Disadvantages of the currently available pellet implants further include their inability to allow for combination of different drugs with highly controlled release rates in the same unit, and the fact that only 40-70% of the active agent is released. Lastly, commercial implants do not offer a capability in adjusting the duration of action and because of the nondegradable polymeric excipient and the relatively low total surface area of the pellets, it is very difficult to adjust the dosage of the active agent.
Compudose.RTM. is a polymeric controlled release implant device for use with beef cattle which is designed to provide for the continuous delivery of estradiol-17.beta. for 200 or 400 days (Ferguson, T. H. et al., J. Cont. Rel 8:45-54 (1988)). The compudose.RTM. implant is made by coating a nonmedicated silicone rubber core with a thin layer of silicone runner which contains micronized crystalline estradiol-17.beta.. However, the device is not biodegradable.

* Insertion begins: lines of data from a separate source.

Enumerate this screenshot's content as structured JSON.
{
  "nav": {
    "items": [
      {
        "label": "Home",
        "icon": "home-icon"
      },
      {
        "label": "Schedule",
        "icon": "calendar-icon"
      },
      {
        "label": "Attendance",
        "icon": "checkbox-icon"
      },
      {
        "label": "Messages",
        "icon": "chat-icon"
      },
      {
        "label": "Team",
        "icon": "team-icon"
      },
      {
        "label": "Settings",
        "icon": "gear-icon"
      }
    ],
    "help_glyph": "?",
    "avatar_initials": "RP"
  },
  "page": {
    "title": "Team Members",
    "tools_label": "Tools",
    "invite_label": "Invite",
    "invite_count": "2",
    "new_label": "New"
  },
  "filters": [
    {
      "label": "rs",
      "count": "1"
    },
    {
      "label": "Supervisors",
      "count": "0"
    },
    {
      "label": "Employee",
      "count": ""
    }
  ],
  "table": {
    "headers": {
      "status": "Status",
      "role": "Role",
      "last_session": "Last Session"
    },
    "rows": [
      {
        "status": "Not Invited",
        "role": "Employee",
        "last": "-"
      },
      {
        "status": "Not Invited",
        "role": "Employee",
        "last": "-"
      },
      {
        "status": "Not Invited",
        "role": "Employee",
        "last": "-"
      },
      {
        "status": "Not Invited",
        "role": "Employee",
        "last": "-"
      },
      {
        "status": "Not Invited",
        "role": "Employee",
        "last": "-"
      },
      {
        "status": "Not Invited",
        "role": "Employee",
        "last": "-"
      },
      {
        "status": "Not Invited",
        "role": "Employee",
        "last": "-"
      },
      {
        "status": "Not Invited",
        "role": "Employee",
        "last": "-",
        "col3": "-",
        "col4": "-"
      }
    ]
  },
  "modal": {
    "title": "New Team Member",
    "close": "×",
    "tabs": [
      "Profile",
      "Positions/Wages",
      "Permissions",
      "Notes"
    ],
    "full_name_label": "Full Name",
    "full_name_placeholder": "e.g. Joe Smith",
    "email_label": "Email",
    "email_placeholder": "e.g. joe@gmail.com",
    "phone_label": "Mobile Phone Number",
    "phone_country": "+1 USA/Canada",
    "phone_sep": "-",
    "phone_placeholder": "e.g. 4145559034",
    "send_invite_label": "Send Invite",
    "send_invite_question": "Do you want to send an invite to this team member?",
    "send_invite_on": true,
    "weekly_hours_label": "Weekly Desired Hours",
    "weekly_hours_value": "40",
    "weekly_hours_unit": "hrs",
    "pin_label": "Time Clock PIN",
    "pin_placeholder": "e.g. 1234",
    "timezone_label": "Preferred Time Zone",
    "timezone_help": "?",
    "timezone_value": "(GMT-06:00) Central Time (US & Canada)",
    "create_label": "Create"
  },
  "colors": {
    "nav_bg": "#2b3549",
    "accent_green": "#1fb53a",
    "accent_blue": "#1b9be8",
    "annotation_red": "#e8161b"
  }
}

Biodegradable particles for use in the delivery of steroid hormones have been described (U.S. Pat. No. 4,329,332, U.S. Pat. No. 4,489,055, U.S. Pat. No. 4,683,288, U.S. Pat. No. 4,677,191, U.S. Pat. No. 4,675,189, U.S. Pat. No. 4,530,840, U.S. Pat. No. 4,542,025 and U.S. Pat. No. 4,389,330.
However, none of the above references have suggested or disclosed a method of increasing animal growth by providing a biodegradable microparticle delivery of steroid growth promoters in food animals and a need exists for better, safer delivery systems for steroids in food animals.